Monday, March 10, 2008

Reading Lolita in Tehran: A Memoir



Reading Lolita in Tehran: A Memoir in Books
By Azar Nafisi
Hodder, 347pp, $32.95


We were in a hotel in Esfehan. As my partner removed her scarf and let loose her hair, she felt an awkwardness run through the people in the room, as if she needed to clothe herself again. The moment hit us like a strange blow.

Barely a month in Iran and we had come to such feelings. Women moved in dark flocks, covered from head to toe in their black chadors, many held by the teeth as their wearers struggled with shopping or children or an unpredictable breeze that might reveal an illegal strand of hair.

When the literature professor Azar Nafisi returned to Iran in 1979, she refused to bow to this new law of "modesty" and lost her teaching position at the University of Tehran. The Iran she knew was crumbling with the rise of the Ayatollah Khomeini and the imposition of sharia law, which included the compulsory chador, the reduction in the marriageable age for women from 18 to nine, and the introduction of stoning for adulterers and prostitutes. To be with a male who was not your husband or relative became a crime. The books Nafisi taught would be banned, along with Western music and the sound of a woman singing.

Initially, Nafisi retreated: into the privacy of her home; into a chador so ridiculously large she could withdraw her hands into it and disappear; and into the secret world of books and reading. Her ultimate protest was a seemingly tiny act that grew out of this love of literature. She formed a women's book group in a country where books and ideas can put you in prison.

As a literary critic, she is an exquisite guide to the works of Vladimir Nabokov, F. Scott Fitzgerald and P.D. James, among others, connecting them to the lives of women under the regime. Humbert Humbert's theft of Lolita's identity is, for example, paralleled to Khomeini's regime and its abuse of women. Nafisi likens living in Iran to "having sex with a man you loathe".

It's a raw moment in a predominantly subtle and tender work that mixes memoir, history, literary criticism and the latent elements of political thriller. Nafisi maintains an elegant wall of privacy that breaks only partially, notably in regard to the man to whom she refers - somewhat cloyingly - as "my magician", an anonymous mentor who offers a romantic presence lacking in Nafisi's life with her husband.

Denial lies at the core of this book.

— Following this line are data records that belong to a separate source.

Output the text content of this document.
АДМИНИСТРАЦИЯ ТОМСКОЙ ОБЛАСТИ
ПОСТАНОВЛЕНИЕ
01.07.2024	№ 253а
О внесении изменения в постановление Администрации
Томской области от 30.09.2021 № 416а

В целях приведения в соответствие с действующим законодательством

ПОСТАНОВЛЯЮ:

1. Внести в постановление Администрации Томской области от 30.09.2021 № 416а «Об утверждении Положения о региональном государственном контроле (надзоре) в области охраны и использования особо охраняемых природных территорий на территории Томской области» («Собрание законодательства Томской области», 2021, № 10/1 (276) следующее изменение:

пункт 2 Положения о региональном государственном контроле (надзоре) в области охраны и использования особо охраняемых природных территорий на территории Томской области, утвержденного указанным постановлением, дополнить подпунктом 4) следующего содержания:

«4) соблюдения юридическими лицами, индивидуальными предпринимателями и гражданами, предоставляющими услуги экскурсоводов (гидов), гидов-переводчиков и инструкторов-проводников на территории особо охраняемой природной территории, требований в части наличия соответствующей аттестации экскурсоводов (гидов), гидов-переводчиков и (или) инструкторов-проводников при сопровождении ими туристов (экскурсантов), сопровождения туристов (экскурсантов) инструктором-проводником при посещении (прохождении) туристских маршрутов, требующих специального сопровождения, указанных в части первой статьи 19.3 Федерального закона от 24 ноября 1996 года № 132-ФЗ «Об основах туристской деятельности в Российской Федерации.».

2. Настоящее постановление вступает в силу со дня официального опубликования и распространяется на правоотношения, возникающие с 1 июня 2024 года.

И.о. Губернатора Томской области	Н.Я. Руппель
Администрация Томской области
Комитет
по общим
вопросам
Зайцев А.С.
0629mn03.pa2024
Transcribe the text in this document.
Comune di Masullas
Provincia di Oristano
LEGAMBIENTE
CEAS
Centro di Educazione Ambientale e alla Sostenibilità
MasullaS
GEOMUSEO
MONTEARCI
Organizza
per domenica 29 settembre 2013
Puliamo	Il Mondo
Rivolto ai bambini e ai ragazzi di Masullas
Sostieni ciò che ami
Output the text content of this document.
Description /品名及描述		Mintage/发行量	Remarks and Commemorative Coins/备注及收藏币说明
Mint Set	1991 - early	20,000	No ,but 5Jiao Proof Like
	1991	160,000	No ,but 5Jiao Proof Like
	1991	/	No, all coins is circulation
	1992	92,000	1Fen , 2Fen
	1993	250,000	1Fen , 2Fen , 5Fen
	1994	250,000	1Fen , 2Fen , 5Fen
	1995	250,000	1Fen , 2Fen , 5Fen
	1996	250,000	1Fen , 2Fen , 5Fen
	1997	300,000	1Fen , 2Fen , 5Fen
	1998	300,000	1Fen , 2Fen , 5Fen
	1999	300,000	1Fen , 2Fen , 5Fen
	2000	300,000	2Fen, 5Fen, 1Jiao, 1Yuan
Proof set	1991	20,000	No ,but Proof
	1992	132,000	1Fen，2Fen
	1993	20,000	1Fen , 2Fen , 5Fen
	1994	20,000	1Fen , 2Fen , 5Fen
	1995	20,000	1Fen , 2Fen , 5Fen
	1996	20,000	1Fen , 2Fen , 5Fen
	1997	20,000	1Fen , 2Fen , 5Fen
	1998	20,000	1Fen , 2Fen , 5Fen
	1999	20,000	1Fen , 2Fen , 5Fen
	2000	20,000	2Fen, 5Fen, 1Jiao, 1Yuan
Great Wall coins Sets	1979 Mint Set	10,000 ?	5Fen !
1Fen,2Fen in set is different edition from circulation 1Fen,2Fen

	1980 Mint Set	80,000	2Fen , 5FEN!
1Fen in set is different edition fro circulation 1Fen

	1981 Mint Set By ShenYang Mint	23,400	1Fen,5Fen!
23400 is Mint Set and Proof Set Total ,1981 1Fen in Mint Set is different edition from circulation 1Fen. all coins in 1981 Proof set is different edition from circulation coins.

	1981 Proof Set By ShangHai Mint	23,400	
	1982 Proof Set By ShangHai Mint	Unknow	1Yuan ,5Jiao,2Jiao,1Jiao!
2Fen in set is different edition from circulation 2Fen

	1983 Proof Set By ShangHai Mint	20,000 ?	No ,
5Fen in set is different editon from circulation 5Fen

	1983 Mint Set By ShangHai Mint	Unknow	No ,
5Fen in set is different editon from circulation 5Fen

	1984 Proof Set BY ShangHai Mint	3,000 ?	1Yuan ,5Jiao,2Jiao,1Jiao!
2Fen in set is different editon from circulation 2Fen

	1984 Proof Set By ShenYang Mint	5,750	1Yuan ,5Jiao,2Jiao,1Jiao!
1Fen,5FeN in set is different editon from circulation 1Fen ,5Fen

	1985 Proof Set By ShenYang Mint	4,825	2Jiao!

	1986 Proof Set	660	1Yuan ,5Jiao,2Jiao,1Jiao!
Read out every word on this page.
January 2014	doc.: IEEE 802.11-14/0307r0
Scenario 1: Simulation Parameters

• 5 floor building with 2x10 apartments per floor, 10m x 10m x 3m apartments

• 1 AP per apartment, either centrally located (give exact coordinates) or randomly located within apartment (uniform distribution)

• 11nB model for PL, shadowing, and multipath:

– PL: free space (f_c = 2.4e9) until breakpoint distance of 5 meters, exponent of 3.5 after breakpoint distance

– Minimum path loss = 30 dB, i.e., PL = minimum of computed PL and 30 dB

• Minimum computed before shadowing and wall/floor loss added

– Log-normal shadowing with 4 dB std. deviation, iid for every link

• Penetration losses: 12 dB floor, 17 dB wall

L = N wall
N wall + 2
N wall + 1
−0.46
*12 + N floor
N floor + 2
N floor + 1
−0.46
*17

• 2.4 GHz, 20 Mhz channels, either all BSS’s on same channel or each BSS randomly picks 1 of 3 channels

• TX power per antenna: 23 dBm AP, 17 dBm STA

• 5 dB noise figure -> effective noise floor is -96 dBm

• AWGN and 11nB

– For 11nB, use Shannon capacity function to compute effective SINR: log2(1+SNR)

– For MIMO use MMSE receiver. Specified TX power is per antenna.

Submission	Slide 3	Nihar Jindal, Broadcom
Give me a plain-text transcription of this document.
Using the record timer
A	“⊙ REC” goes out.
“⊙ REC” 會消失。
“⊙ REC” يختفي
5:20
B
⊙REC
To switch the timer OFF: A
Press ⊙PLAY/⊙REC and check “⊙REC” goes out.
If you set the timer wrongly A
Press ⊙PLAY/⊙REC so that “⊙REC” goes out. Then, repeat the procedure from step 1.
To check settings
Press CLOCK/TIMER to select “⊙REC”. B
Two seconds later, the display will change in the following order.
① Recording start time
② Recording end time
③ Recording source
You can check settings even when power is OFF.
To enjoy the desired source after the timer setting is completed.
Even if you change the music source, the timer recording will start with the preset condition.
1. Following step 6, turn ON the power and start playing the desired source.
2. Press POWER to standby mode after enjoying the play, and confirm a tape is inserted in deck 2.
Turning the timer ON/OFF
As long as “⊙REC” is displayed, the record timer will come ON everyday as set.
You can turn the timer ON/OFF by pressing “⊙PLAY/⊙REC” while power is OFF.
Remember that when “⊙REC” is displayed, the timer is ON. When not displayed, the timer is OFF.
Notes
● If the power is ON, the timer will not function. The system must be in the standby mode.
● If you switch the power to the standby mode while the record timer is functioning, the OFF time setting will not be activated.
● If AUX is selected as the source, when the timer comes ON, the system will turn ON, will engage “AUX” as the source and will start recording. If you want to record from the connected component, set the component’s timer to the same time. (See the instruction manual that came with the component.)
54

Nafisi's story of a young woman returning from holidays in Syria, where she felt the wind in her hair for the first time, only to cover up in Iran again, is full of unspeakable heartache and anger.

Not all this pain is the product of a repressive regime, of course, even if a hideous marriage between the public and the personal is always at play: "'The Islamic Republic has coarsened my taste in colours,' Manna said, fingering the discarded leaves of her roses. 'I want to wear outrageous colours, like shocking pink or tomato red. I feel too greedy for colours to see them in carefully chosen words of poetry."' At this stage, Nafisi observes, with casual lucidity: "Manna was one of those people who would experience ecstasy but not happiness."

Perceptions like this glitter throughout Reading Lolita in Tehran. If there's a fault, it's in Nafisi's cooling personal qualities (which must be part of her defence mechanisms) compared with her passions for the page, along with an overly fluid structure that sometimes loses individual characters in the more vivid blend of ideas and incidents.

Perhaps Nafisi summarises this problem when she writes of how there is "a term in Persian, 'the patient stone' ... used in times of anxiety and turbulence. Supposedly, a person pours out all his troubles and woes into the stone. It will listen and absorb his pains and secrets, and this way he will be cured. Sometimes the stone can no longer endure its burdens and then it bursts."